Plaintiff submits two assignments of error, for which his learned counsel earnestly contend: First, it is insisted that there was sufficient competent testimony to support the verdict; and, second, that the court exceeded its powers in entering a judgment of dismissal as to defendants Phillip and Cecelia Eippen.

1. In considering the first of these assignments, it will be noted that the complaint charges active participation in the acts complained of, by all these defendants, and does not allege any parental or guardianship relation, nor Is there any allegation that the defendant Cecil is of such tender years or inexperience as to cast upon the parents a liability for negligence arising out of passive acquiescence in the torts of the *26minor son. There is no evidence in the record sustaining the charge that the parents aided, abetted or suggested to the son, Cecil, any of the acts relied upon for a recovery.

The general rule at common law is that a parent is not liable in damages for the independent negligent act of his minor child, merely by reason of that relation. Judg’e Cooley, in his work on Torts, declares the settled doctrine thus:

“A father is not liable, merely because of the relation, for the torts of his child, whether the same are negligent or willful. He is liable only on the same grounds that he would be liable for the wrong of any other person, as that he directed or ratified the act, or took the benefit of it, or that the child was at the time acting as his servant”: 1 Cooley on Torts (3 ed.), 180.

The case of Palm v. Ivorson, 117 Ill. App. 535, is a case which aptly illustrates what we regard as a correct application of the doctrine, and from it we quote:

“A father is not liable for the tort of his infant child upon the ground alone that he is the father. A person who negligently places in the hands of, or authorizes the use by another person of, a dangerous instrument or article under such circumstances that he has reason to know that it is likely to produce injury, is liable for the natural and probable consequences of his act, to any person injured who is not himself at fault. ’ ’

Again, in the same opinion we read:

“Such danger cannot be reasonably anticipated from permitting a boy 12 years old to have and use a gun when he is experienced in the use of guns, is acquainted with their construction and the proper mode of carry*27ing, handling and discharging them, and has been careful in their use. ’ ’

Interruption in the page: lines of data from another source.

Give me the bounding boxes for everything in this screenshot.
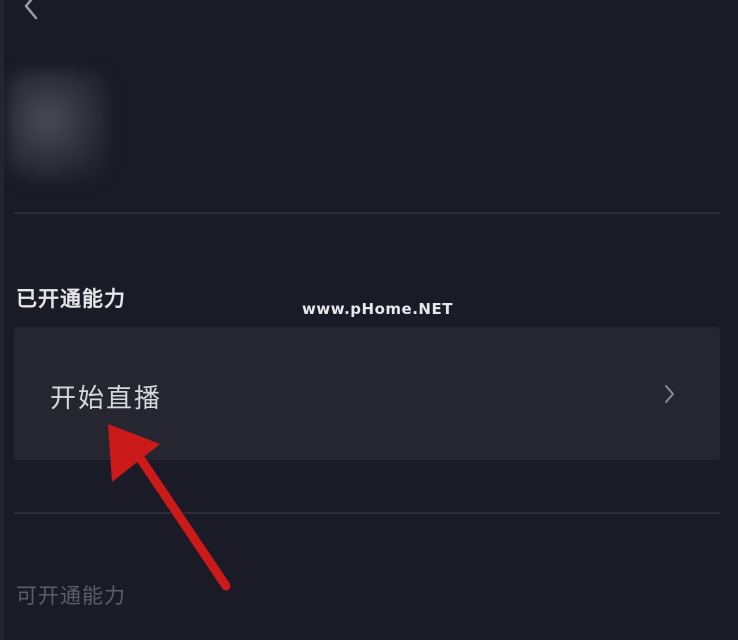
start-live-row[interactable]: 开始直播	[14, 327, 720, 460]
section-title-available: 可开通能力	[16, 584, 126, 608]
left-edge	[0, 0, 4, 640]
divider	[14, 212, 720, 214]
chevron-left-icon	[24, 0, 38, 20]
watermark: www.pHome.NET	[302, 300, 453, 318]
screen: 已开通能力 www.pHome.NET 开始直播 可开通能力	[0, 0, 738, 640]
avatar	[8, 70, 108, 180]
chevron-right-icon	[665, 385, 674, 403]
red-arrow-annotation	[108, 424, 231, 591]
divider	[14, 512, 720, 514]
start-live-label: 开始直播	[50, 384, 163, 414]
back-button[interactable]	[10, 0, 50, 24]
section-title-enabled: 已开通能力	[16, 287, 126, 311]
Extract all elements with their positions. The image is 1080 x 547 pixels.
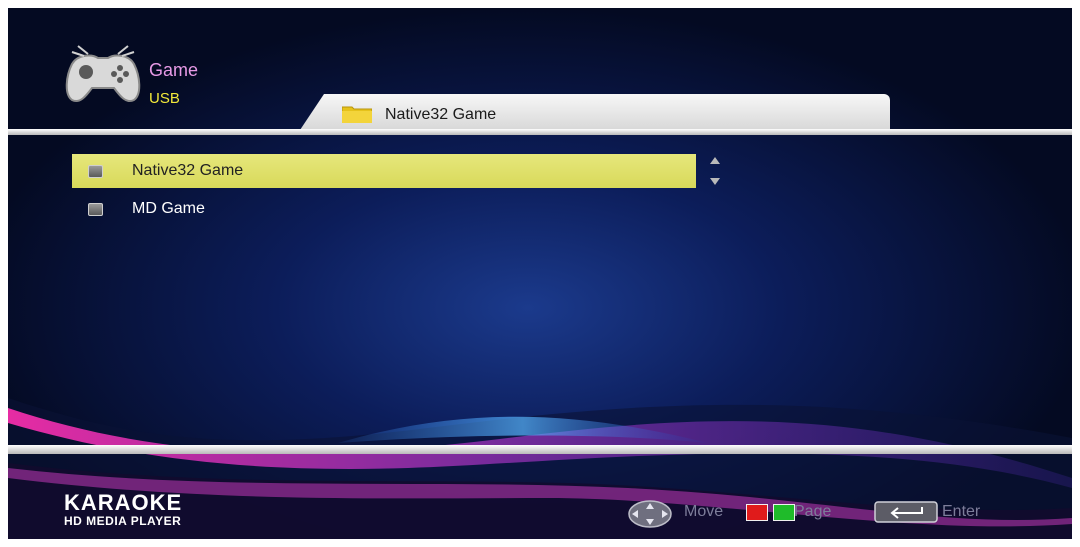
- game-icon: [88, 165, 103, 178]
- list-item-label: Native32 Game: [132, 162, 244, 179]
- red-key-icon: [746, 504, 768, 521]
- tab-current-folder[interactable]: Native32 Game: [300, 94, 890, 130]
- dpad-icon: [628, 500, 672, 528]
- header-divider: [8, 129, 1072, 135]
- enter-key-icon: [874, 501, 938, 523]
- brand-logo: KARAOKE HD MEDIA PLAYER: [64, 490, 183, 529]
- green-key-icon: [773, 504, 795, 521]
- brand-subtitle: HD MEDIA PLAYER: [64, 514, 182, 528]
- page-title: Game: [149, 60, 199, 80]
- gamepad-icon: [65, 45, 141, 102]
- footer-divider: [8, 445, 1072, 454]
- hint-page-label: Page: [794, 503, 832, 520]
- hint-move-label: Move: [684, 503, 724, 520]
- list-item-label: MD Game: [132, 200, 205, 217]
- scroll-arrows-icon[interactable]: [708, 155, 722, 187]
- source-label: USB: [149, 90, 180, 107]
- brand-title: KARAOKE: [64, 490, 183, 515]
- list-item[interactable]: Native32 Game: [72, 154, 696, 188]
- game-icon: [88, 203, 103, 216]
- list-item[interactable]: MD Game: [72, 192, 696, 226]
- folder-icon: [342, 106, 372, 123]
- hint-enter-label: Enter: [942, 503, 981, 520]
- media-player-screen: Game USB Native32 Game Native32 Game MD …: [8, 8, 1072, 539]
- tab-label: Native32 Game: [385, 106, 497, 123]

The court in the case cited held that the trial court should have directed a verdict.

In the case at bar the defendant Cecil Rippen was at least 16 years old, was familiar with the use of firearms, and had owned and used a rifle at the age of 9 years. We are of the opinion that the trial court should have directed a verdict for the adult defendants.

2. We now consider the second assignment of error. It appears to be the established doctrine that a trial court exceeds its powers when, upon motion for a new trial, it sets aside a verdict, in whole or in part, and enters a final judgment without such trial. As a general rule, this doctrine is a wise one, although cases may-arise in which it produces unsatisfactory results. The case at bar is a striking example of the embarrassment to which it may lead. The court below should have directed a verdict for the defendants Phillip and Cecelia Rippen. If the cause were to be sent back for a new trial, the result must necessarily be the same. A new trial would be an obviously futile thing. When it appears that justice has been done and that a new trial would result in the same judgment, the action of the lower court will not be reversed for erroneous rulings.

The judgment is affirmed. Affirmed.

Mr. Chief Justice Moore, Mr. Justice McBride and Mr. Justice Burnett concur.